Sorry, I did not intend it as a rant. I’m genuinely searching for a solution. In case thats why you thought so, I have bolded the question so that its easier to find on my wall of text, I did not intend that as shouting.

So basically I have a KDE based installation of Leap 15.6.
I have installed discover-notifier, which also resulted in its alternative, plasma5-pk-update being uninstalled automatically.

After that, the KDE System Settings app now has a “Software Update” menu at the bottom of the sidebar.

Opening this menu item I have ticked the box for “Use offline updates”. “Update software” is set to “Manually” for now.

Following these steps results in the KDE Discover app gaining a new “Update” menu at the bottom of its sidebar, where it will list updates that it has found through PackageKit (flatpak, firmware updates including UEFI dbx, and zypper updates).
This part works even today, but currently it does not always show all zypper updates, but often only Online Updates patches, so I think that would also be something worth looking into.

The problem starts when I have selected the “System upgrade” item on the “Update” menu’s list, and I click update, and when it finished I click the reboot button as the app requests. What I expect is that when the computer reboots, a dialog should appear with a progressbar that informs the user that updates are being installed. But instead of that, the system reboots very soon, and then boots as usual, and if I check, the updates havent been installed.

Thanks, but I have read that comment. Actually I wanted to refer to that post in mine, but it seems I botched the link and it does not load.

I see that you were recommending to use homemade update scripts, but thats what I wanted to address with this in my initial post:

The packagekit package already ships the necessary scripts and other things needed on other distributions, but not here. Why are those files stripped out in suse packages?

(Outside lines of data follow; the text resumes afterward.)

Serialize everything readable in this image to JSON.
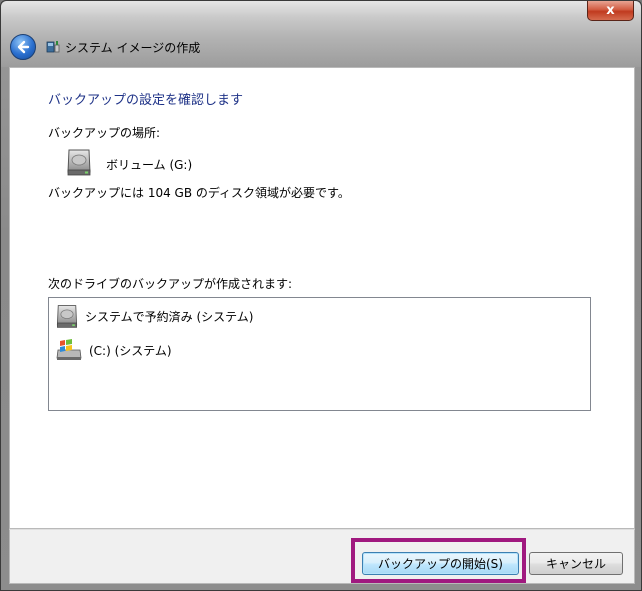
{
  "window": {
    "title": "システム イメージの作成",
    "close_glyph": "x"
  },
  "content": {
    "heading": "バックアップの設定を確認します",
    "location_label": "バックアップの場所:",
    "location_value": "ボリューム (G:)",
    "size_note": "バックアップには 104 GB のディスク領域が必要です。",
    "drives_label": "次のドライブのバックアップが作成されます:",
    "drives": [
      {
        "label": "システムで予約済み (システム)",
        "icon": "hard-drive-icon"
      },
      {
        "label": "(C:) (システム)",
        "icon": "windows-drive-icon"
      }
    ]
  },
  "buttons": {
    "start_backup": "バックアップの開始(S)",
    "cancel": "キャンセル"
  },
  "colors": {
    "heading": "#1e3287",
    "highlight": "#a0197f"
  }
}
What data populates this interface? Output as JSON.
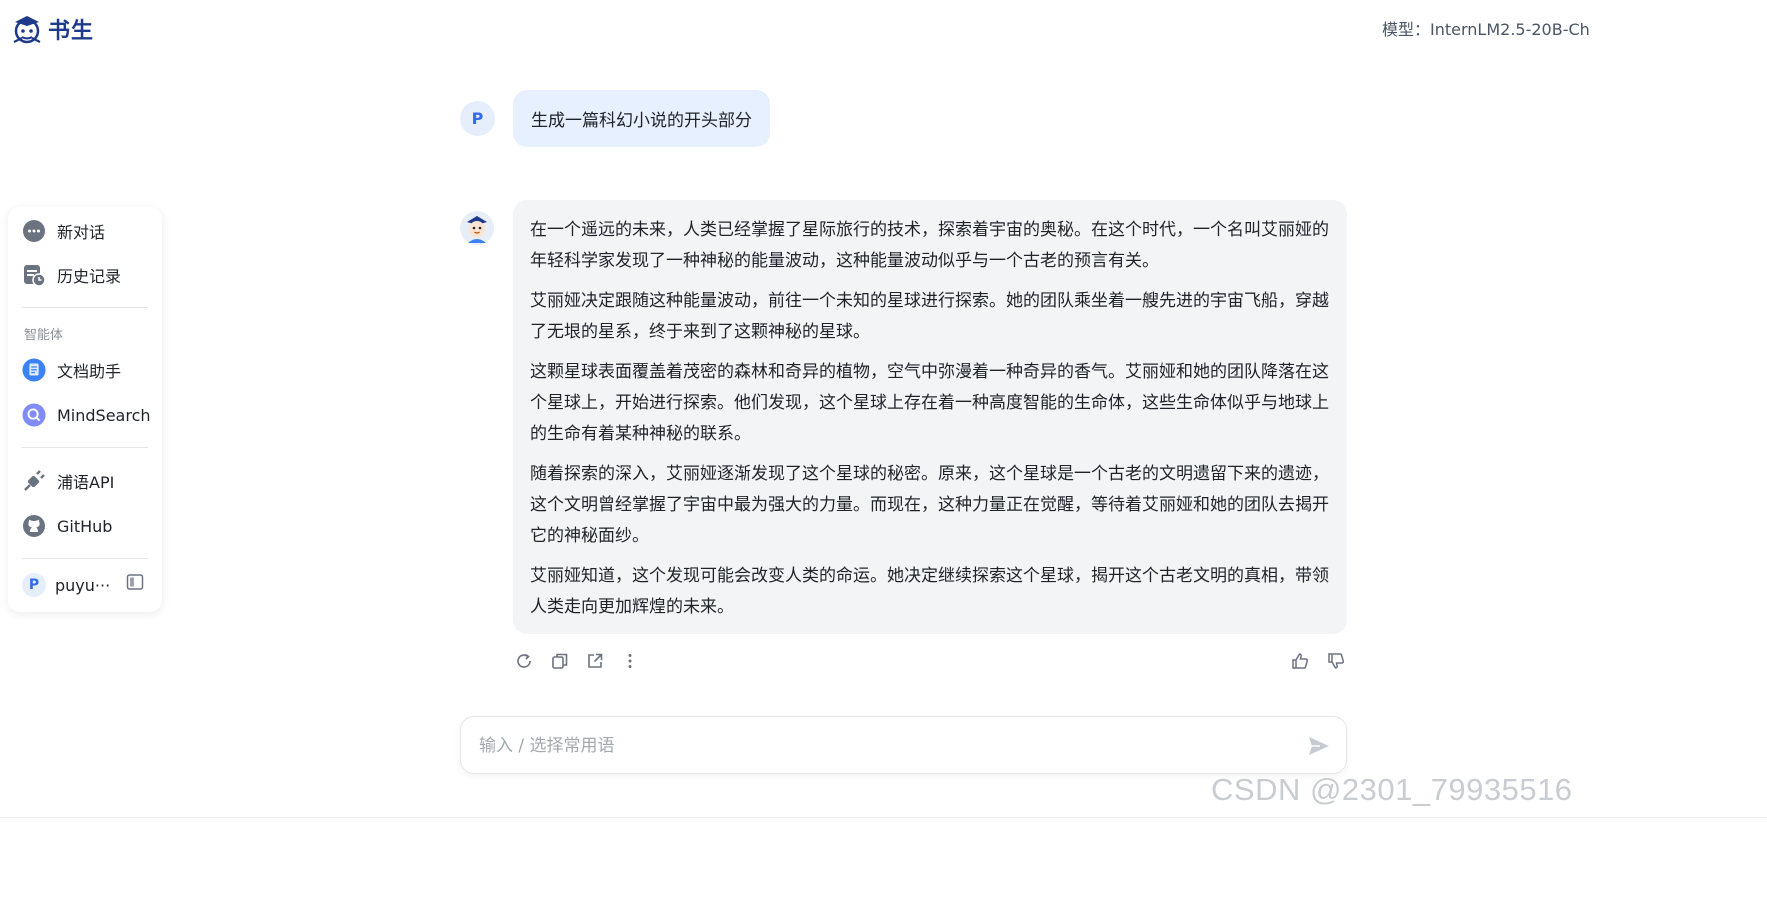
{
  "app": {
    "logo_text": "书生",
    "model_label": "模型：InternLM2.5-20B-Ch"
  },
  "sidebar": {
    "new_chat": "新对话",
    "history": "历史记录",
    "section_agents": "智能体",
    "agents": [
      "文档助手",
      "MindSearch"
    ],
    "links": [
      "浦语API",
      "GitHub"
    ],
    "user": {
      "initial": "P",
      "name": "puyu···"
    }
  },
  "chat": {
    "user_initial": "P",
    "user_message": "生成一篇科幻小说的开头部分",
    "assistant_paragraphs": [
      "在一个遥远的未来，人类已经掌握了星际旅行的技术，探索着宇宙的奥秘。在这个时代，一个名叫艾丽娅的年轻科学家发现了一种神秘的能量波动，这种能量波动似乎与一个古老的预言有关。",
      "艾丽娅决定跟随这种能量波动，前往一个未知的星球进行探索。她的团队乘坐着一艘先进的宇宙飞船，穿越了无垠的星系，终于来到了这颗神秘的星球。",
      "这颗星球表面覆盖着茂密的森林和奇异的植物，空气中弥漫着一种奇异的香气。艾丽娅和她的团队降落在这个星球上，开始进行探索。他们发现，这个星球上存在着一种高度智能的生命体，这些生命体似乎与地球上的生命有着某种神秘的联系。",
      "随着探索的深入，艾丽娅逐渐发现了这个星球的秘密。原来，这个星球是一个古老的文明遗留下来的遗迹，这个文明曾经掌握了宇宙中最为强大的力量。而现在，这种力量正在觉醒，等待着艾丽娅和她的团队去揭开它的神秘面纱。",
      "艾丽娅知道，这个发现可能会改变人类的命运。她决定继续探索这个星球，揭开这个古老文明的真相，带领人类走向更加辉煌的未来。"
    ]
  },
  "input": {
    "placeholder": "输入 / 选择常用语"
  },
  "watermark": "CSDN @2301_79935516",
  "colors": {
    "accent": "#2f6bea",
    "user_bubble": "#e7f0fe",
    "bot_bubble": "#f3f4f6"
  }
}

I have now read the german post with a translator, but I havent found the comment writing about why are offline updates disabled.

Furthermore, I think offline updates are not only disabled. They are currently not working, in my understanding because the necessary plumbing is missing: the specific packagekit executable that needs to be executed in system update mode, and the systemd service unit that would execute it at the right moment. Possibly more, for instance if the (plymouth based?) menu with the progress bar would also need files not currently present.

PackageKit is built without offline updates support in Leap 15. Offline updates are enabled in Leap 16 and Tumbleweed and most certainly work in Tumbleweed both with GNOME and KDE.

Oh, I see! So essentially thats a build config difference, and is going to change with Leap 16. That sounds good.

Is it perhaps possible to make it work on Leap 15.6?
Making the right systemd service unit file is the easier part, I’m more worried about what to do about the pk-offline-update executable, if I were to try it.